MLG Oz Limited has reported a robust 20.5% increase in revenue for the half-year ended 31 December 2024, reaching AUD 272.9 million compared to AUD 226.4 million in the prior corresponding period. This growth was primarily fueled by sustained high levels of activity across the gold industry and increased demand for MLG's integrated services, including bulk haulage, site services, and civil works.

Profitability Under Pressure Despite Revenue Gains

Despite the revenue surge, net profit after tax declined sharply by 42.7% to AUD 4.1 million, down from AUD 7.1 million in the previous period. The company attributed this decline to reduced profit margins, notably from lower revenues in its crushing and screening segment, which is typically a higher-margin service. The completion of several large contract crushing projects during the calendar year led to a temporary dip in this segment's contribution.

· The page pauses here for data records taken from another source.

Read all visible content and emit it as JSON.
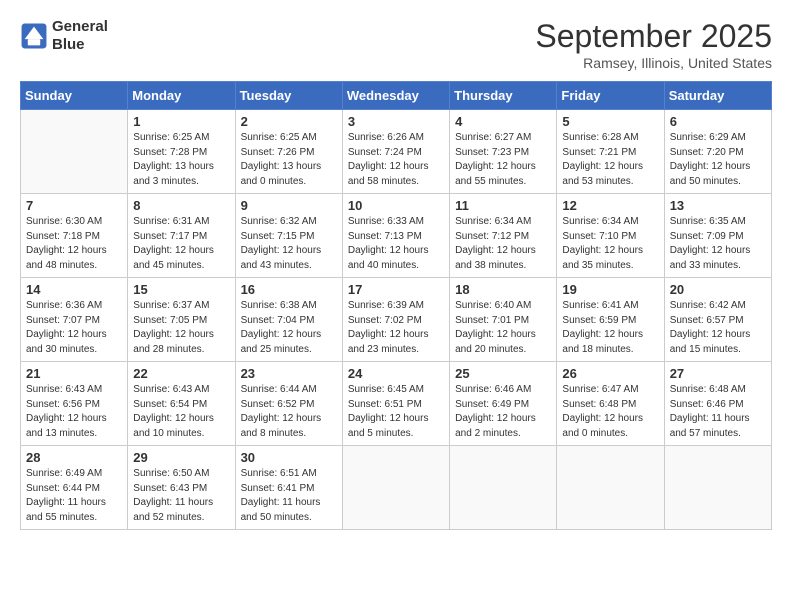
{
  "header": {
    "logo_line1": "General",
    "logo_line2": "Blue",
    "title": "September 2025",
    "subtitle": "Ramsey, Illinois, United States"
  },
  "days_of_week": [
    "Sunday",
    "Monday",
    "Tuesday",
    "Wednesday",
    "Thursday",
    "Friday",
    "Saturday"
  ],
  "weeks": [
    [
      {
        "day": "",
        "info": ""
      },
      {
        "day": "1",
        "info": "Sunrise: 6:25 AM\nSunset: 7:28 PM\nDaylight: 13 hours\nand 3 minutes."
      },
      {
        "day": "2",
        "info": "Sunrise: 6:25 AM\nSunset: 7:26 PM\nDaylight: 13 hours\nand 0 minutes."
      },
      {
        "day": "3",
        "info": "Sunrise: 6:26 AM\nSunset: 7:24 PM\nDaylight: 12 hours\nand 58 minutes."
      },
      {
        "day": "4",
        "info": "Sunrise: 6:27 AM\nSunset: 7:23 PM\nDaylight: 12 hours\nand 55 minutes."
      },
      {
        "day": "5",
        "info": "Sunrise: 6:28 AM\nSunset: 7:21 PM\nDaylight: 12 hours\nand 53 minutes."
      },
      {
        "day": "6",
        "info": "Sunrise: 6:29 AM\nSunset: 7:20 PM\nDaylight: 12 hours\nand 50 minutes."
      }
    ],
    [
      {
        "day": "7",
        "info": "Sunrise: 6:30 AM\nSunset: 7:18 PM\nDaylight: 12 hours\nand 48 minutes."
      },
      {
        "day": "8",
        "info": "Sunrise: 6:31 AM\nSunset: 7:17 PM\nDaylight: 12 hours\nand 45 minutes."
      },
      {
        "day": "9",
        "info": "Sunrise: 6:32 AM\nSunset: 7:15 PM\nDaylight: 12 hours\nand 43 minutes."
      },
      {
        "day": "10",
        "info": "Sunrise: 6:33 AM\nSunset: 7:13 PM\nDaylight: 12 hours\nand 40 minutes."
      },
      {
        "day": "11",
        "info": "Sunrise: 6:34 AM\nSunset: 7:12 PM\nDaylight: 12 hours\nand 38 minutes."
      },
      {
        "day": "12",
        "info": "Sunrise: 6:34 AM\nSunset: 7:10 PM\nDaylight: 12 hours\nand 35 minutes."
      },
      {
        "day": "13",
        "info": "Sunrise: 6:35 AM\nSunset: 7:09 PM\nDaylight: 12 hours\nand 33 minutes."
      }
    ],
    [
      {
        "day": "14",
        "info": "Sunrise: 6:36 AM\nSunset: 7:07 PM\nDaylight: 12 hours\nand 30 minutes."
      },
      {
        "day": "15",
        "info": "Sunrise: 6:37 AM\nSunset: 7:05 PM\nDaylight: 12 hours\nand 28 minutes."
      },
      {
        "day": "16",
        "info": "Sunrise: 6:38 AM\nSunset: 7:04 PM\nDaylight: 12 hours\nand 25 minutes."
      },
      {
        "day": "17",
        "info": "Sunrise: 6:39 AM\nSunset: 7:02 PM\nDaylight: 12 hours\nand 23 minutes."
      },
      {
        "day": "18",
        "info": "Sunrise: 6:40 AM\nSunset: 7:01 PM\nDaylight: 12 hours\nand 20 minutes."
      },
      {
        "day": "19",
        "info": "Sunrise: 6:41 AM\nSunset: 6:59 PM\nDaylight: 12 hours\nand 18 minutes."
      },
      {
        "day": "20",
        "info": "Sunrise: 6:42 AM\nSunset: 6:57 PM\nDaylight: 12 hours\nand 15 minutes."
      }
    ],
    [
      {
        "day": "21",
        "info": "Sunrise: 6:43 AM\nSunset: 6:56 PM\nDaylight: 12 hours\nand 13 minutes."
      },
      {
        "day": "22",
        "info": "Sunrise: 6:43 AM\nSunset: 6:54 PM\nDaylight: 12 hours\nand 10 minutes."
      },
      {
        "day": "23",
        "info": "Sunrise: 6:44 AM\nSunset: 6:52 PM\nDaylight: 12 hours\nand 8 minutes."
      },
      {
        "day": "24",
        "info": "Sunrise: 6:45 AM\nSunset: 6:51 PM\nDaylight: 12 hours\nand 5 minutes."
      },
      {
        "day": "25",
        "info": "Sunrise: 6:46 AM\nSunset: 6:49 PM\nDaylight: 12 hours\nand 2 minutes."
      },
      {
        "day": "26",
        "info": "Sunrise: 6:47 AM\nSunset: 6:48 PM\nDaylight: 12 hours\nand 0 minutes."
      },
      {
        "day": "27",
        "info": "Sunrise: 6:48 AM\nSunset: 6:46 PM\nDaylight: 11 hours\nand 57 minutes."
      }
    ],
    [
      {
        "day": "28",
        "info": "Sunrise: 6:49 AM\nSunset: 6:44 PM\nDaylight: 11 hours\nand 55 minutes."
      },
      {
        "day": "29",
        "info": "Sunrise: 6:50 AM\nSunset: 6:43 PM\nDaylight: 11 hours\nand 52 minutes."
      },
      {
        "day": "30",
        "info": "Sunrise: 6:51 AM\nSunset: 6:41 PM\nDaylight: 11 hours\nand 50 minutes."
      },
      {
        "day": "",
        "info": ""
      },
      {
        "day": "",
        "info": ""
      },
      {
        "day": "",
        "info": ""
      },
      {
        "day": "",
        "info": ""
      }
    ]
  ]
}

Capital Investment and Operational Costs Impact Margins

MLG Oz invested heavily in new capital equipment towards the end of FY2024 and into the current half-year, resulting in increased depreciation expenses that weighed on profitability. Additionally, the business incurred operational holding costs as it prepared fleet capacity for delayed projects, which have since begun to commence. These factors, combined with labour market constraints and unseasonal weather disruptions, further constrained margins.

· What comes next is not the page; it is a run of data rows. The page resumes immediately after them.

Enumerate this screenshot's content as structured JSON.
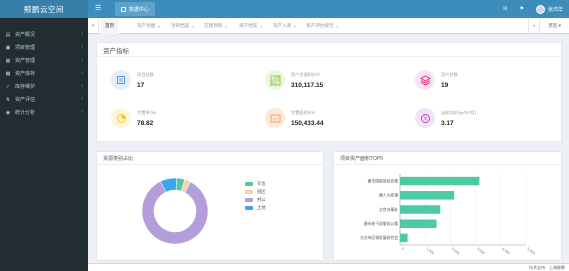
{
  "app": {
    "brand": "鲸鹏云空间"
  },
  "topbar": {
    "active_tab": "数据中心",
    "user_name": "张鸿华",
    "mail_icon": "mail-icon",
    "bell_icon": "bell-icon"
  },
  "sidebar": {
    "items": [
      {
        "label": "资产概况",
        "icon": "chart-icon"
      },
      {
        "label": "项目管理",
        "icon": "folder-icon"
      },
      {
        "label": "资产管理",
        "icon": "box-icon"
      },
      {
        "label": "资产库存",
        "icon": "stack-icon"
      },
      {
        "label": "库存维护",
        "icon": "wrench-icon"
      },
      {
        "label": "资产评估",
        "icon": "scale-icon"
      },
      {
        "label": "统计分析",
        "icon": "stats-icon"
      }
    ]
  },
  "tabstrip": {
    "tabs": [
      "首页",
      "资产地图",
      "项目档案",
      "在建项目",
      "资产档案",
      "资产入库",
      "资产评估报告"
    ],
    "right_label": "页签"
  },
  "kpi_panel": {
    "title": "资产指标",
    "items": [
      {
        "label": "项目总数",
        "value": "17",
        "color": "#5b9bd5",
        "bg": "#e3edfb",
        "icon": "list-icon"
      },
      {
        "label": "资产总面积(m²)",
        "value": "310,117.15",
        "color": "#8bc34a",
        "bg": "#eaf6de",
        "icon": "hatch-icon"
      },
      {
        "label": "资产总数",
        "value": "19",
        "color": "#e91e8c",
        "bg": "#fbe3f0",
        "icon": "layers-icon"
      },
      {
        "label": "空置率(%)",
        "value": "78.82",
        "color": "#f5c518",
        "bg": "#fdf6d8",
        "icon": "pie-icon"
      },
      {
        "label": "空置面积(m²)",
        "value": "150,433.44",
        "color": "#f39c4b",
        "bg": "#fdebd9",
        "icon": "m2-icon"
      },
      {
        "label": "当前均价(元/m²/月)",
        "value": "3.17",
        "color": "#ab47bc",
        "bg": "#f3e3f7",
        "icon": "yuan-icon"
      }
    ]
  },
  "donut_panel": {
    "title": "资源类别占比"
  },
  "bar_panel": {
    "title": "项目资产面积TOP5"
  },
  "chart_data": [
    {
      "type": "pie",
      "title": "资源类别占比",
      "categories": [
        "车位",
        "园区",
        "村公",
        "土地"
      ],
      "values": [
        4,
        3,
        85,
        8
      ],
      "colors": [
        "#4fc9a4",
        "#f6d3a8",
        "#b39ddb",
        "#3ea7e8"
      ],
      "legend": "right"
    },
    {
      "type": "bar",
      "orientation": "horizontal",
      "title": "项目资产面积TOP5",
      "categories": [
        "唐市国税局综合楼",
        "唐人大商铺",
        "北京办事处",
        "唐市老干部服务公楼",
        "太仓市区城发展研究会"
      ],
      "values": [
        3150,
        2150,
        1600,
        1450,
        300
      ],
      "color": "#4fc9a4",
      "xlim": [
        0,
        5000
      ],
      "xticks": [
        "0",
        "1,000",
        "2,000",
        "3,000",
        "4,000",
        "5,000"
      ]
    }
  ],
  "footer": {
    "text": "技术支持：上海鲸鹏"
  }
}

Operational Outlook and Market Position

The company continues to experience strong organic growth through expanded service scopes and volume increases across its existing portfolio. While no new large projects were added during the period, MLG is optimistic about the second half of FY2025, expecting improved revenue and profit margins as delayed projects start and fleet capacity is deployed. The company also highlighted ongoing civil construction opportunities and a comprehensive training program to address labour shortages.

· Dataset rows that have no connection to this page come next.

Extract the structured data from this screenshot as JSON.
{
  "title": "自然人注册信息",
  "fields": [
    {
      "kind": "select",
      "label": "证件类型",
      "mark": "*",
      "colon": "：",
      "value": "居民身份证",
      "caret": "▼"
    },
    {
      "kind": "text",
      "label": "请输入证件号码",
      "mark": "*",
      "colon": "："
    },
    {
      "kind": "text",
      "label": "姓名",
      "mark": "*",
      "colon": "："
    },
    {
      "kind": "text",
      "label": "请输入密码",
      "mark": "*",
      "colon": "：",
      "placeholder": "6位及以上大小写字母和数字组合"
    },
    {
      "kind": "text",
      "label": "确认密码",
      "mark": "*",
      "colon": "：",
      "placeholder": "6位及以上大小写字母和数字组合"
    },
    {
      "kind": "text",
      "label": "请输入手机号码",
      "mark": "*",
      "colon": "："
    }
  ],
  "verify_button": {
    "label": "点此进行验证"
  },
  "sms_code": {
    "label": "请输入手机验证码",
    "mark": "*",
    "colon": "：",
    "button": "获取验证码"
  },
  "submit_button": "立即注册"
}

Dividend and Financial Position

MLG Oz did not declare an interim dividend for the period, maintaining a cautious stance amid margin pressures. The company’s balance sheet remains solid, with net tangible assets per share increasing to $1.02 from $0.94. The financial statements were audited with an unqualified opinion, underscoring the company’s compliance and financial integrity.

Bottom Line?

MLG Oz’s revenue momentum masks underlying margin challenges, setting the stage for a critical second half as new projects ramp up.

Questions in the middle?

  • Will the anticipated second-half project commencements translate into sustained profit margin recovery?
  • How will ongoing labour shortages and weather disruptions impact operational efficiency going forward?
  • What is the company’s strategy to mitigate margin pressures from the crushing and screening segment?